Although five-level systems like the one that the SEC is currently developing have some surface appeal insofar as they promise to make fine distinctions between performance levels, in actual practice in the real world they are often plagued by inconsistent and difficult to understand distinctions. This is particularly true when attempting to make meaningful distinctions between generally good performers whose work is not readily or easily evaluated with reference to objective standards, such as SEC attorneys, accountants and examiners. These positions comprise the vast lion’s share of the employees at the SEC, and their performance cannot be tied to billable hours or generating revenue as can their counterparts in the private sector.

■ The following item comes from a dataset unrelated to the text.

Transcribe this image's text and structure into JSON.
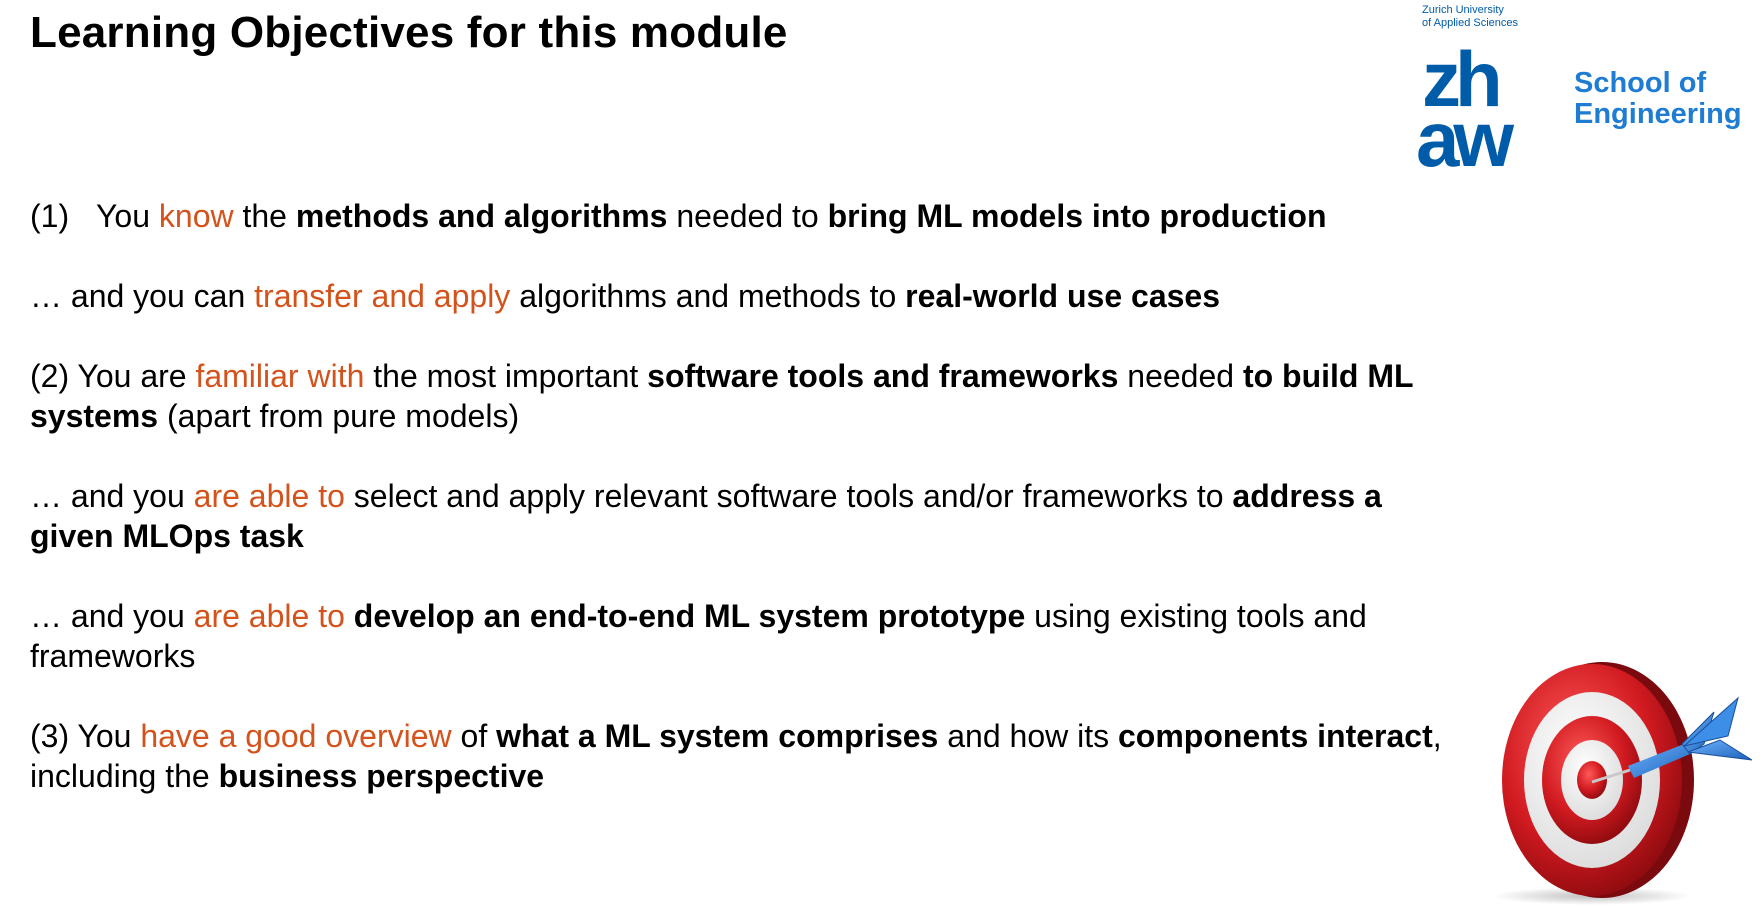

The Union has also encouraged management to consider building into the new system intrinsic motivators, which are often more likely to promote a performance culture than the old “carrot and stick” approach. Management commentators are increasingly identifying these intrinsic motivators within successful organizations.

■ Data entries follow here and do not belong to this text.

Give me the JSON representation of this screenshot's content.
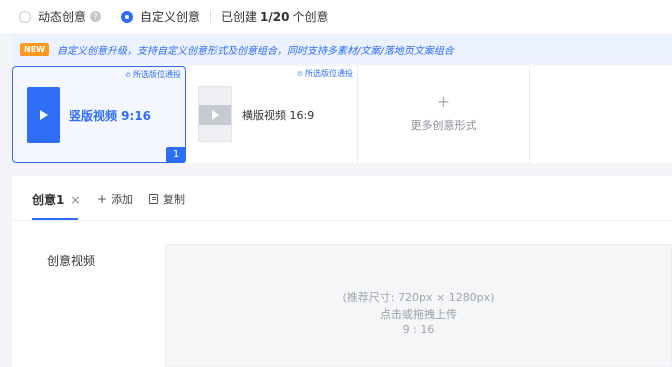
{
  "mode": {
    "dynamic_label": "动态创意",
    "custom_label": "自定义创意",
    "created_prefix": "已创建",
    "created_count": "1/20",
    "created_suffix": "个创意",
    "help_glyph": "?"
  },
  "notice": {
    "badge": "NEW",
    "text": "自定义创意升级，支持自定义创意形式及创意组合，同时支持多素材/文案/落地页文案组合"
  },
  "formats": [
    {
      "hint": "所选版位通投",
      "title": "竖版视频 9:16",
      "selected": true,
      "count": "1"
    },
    {
      "hint": "所选版位通投",
      "title": "横版视频 16:9",
      "selected": false
    },
    {
      "plus": "+",
      "title": "更多创意形式"
    }
  ],
  "creative": {
    "tab_label": "创意1",
    "close_glyph": "×",
    "add_label": "添加",
    "add_glyph": "+",
    "copy_label": "复制",
    "field_label": "创意视频",
    "upload": {
      "size_hint": "(推荐尺寸: 720px × 1280px)",
      "action": "点击或拖拽上传",
      "ratio": "9 : 16"
    }
  },
  "colors": {
    "accent": "#2e6df6",
    "badge": "#ff9a1f",
    "notice_bg": "#ebf1ff",
    "page_bg": "#f3f5f8"
  }
}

As an example, Daniel Pink, a noted author of several best selling books on the workplace, recently spoke at the SEC as part of OHR’s “Leading Author Series.” Pink’s new book Drive: The Surprising Truth about What Motivates Us, presents substantial data supporting the importance of intrinsic motivators, as opposed to monetary carrots. In Drive, he identifies three key intrinsic motivators – autonomy, mastery and purpose. Pink maintains that to achieve full performance, an employee needs autonomy over tasks (what we do), time (when we do it), team (who we do it with), and technique (how we do it). According to the impressive data he presents, a person’s default setting is to be autonomous and self-directed. To fully achieve, employees must also be able to develop “mastery,” which Pink describes as getting better at something that matters. He also asserts that for workers to be fully successful they must have “purpose,” which he defines as working for a cause greater and more enduring than themselves. Daniel Pink’s speaking engagement at the SEC was timely. The Union believes that management should consider the potential benefits of working towards the utilization of intrinsic motivators at the agency.

At the end of the day, the pay for performance system adopted by the SEC will succeed or fail based upon whether the employees who work at the agency believe in it. The Union will continue to urge management not to repeat the mistakes of the past as this process continues to unfold, and we will keep you apprised of any new developments.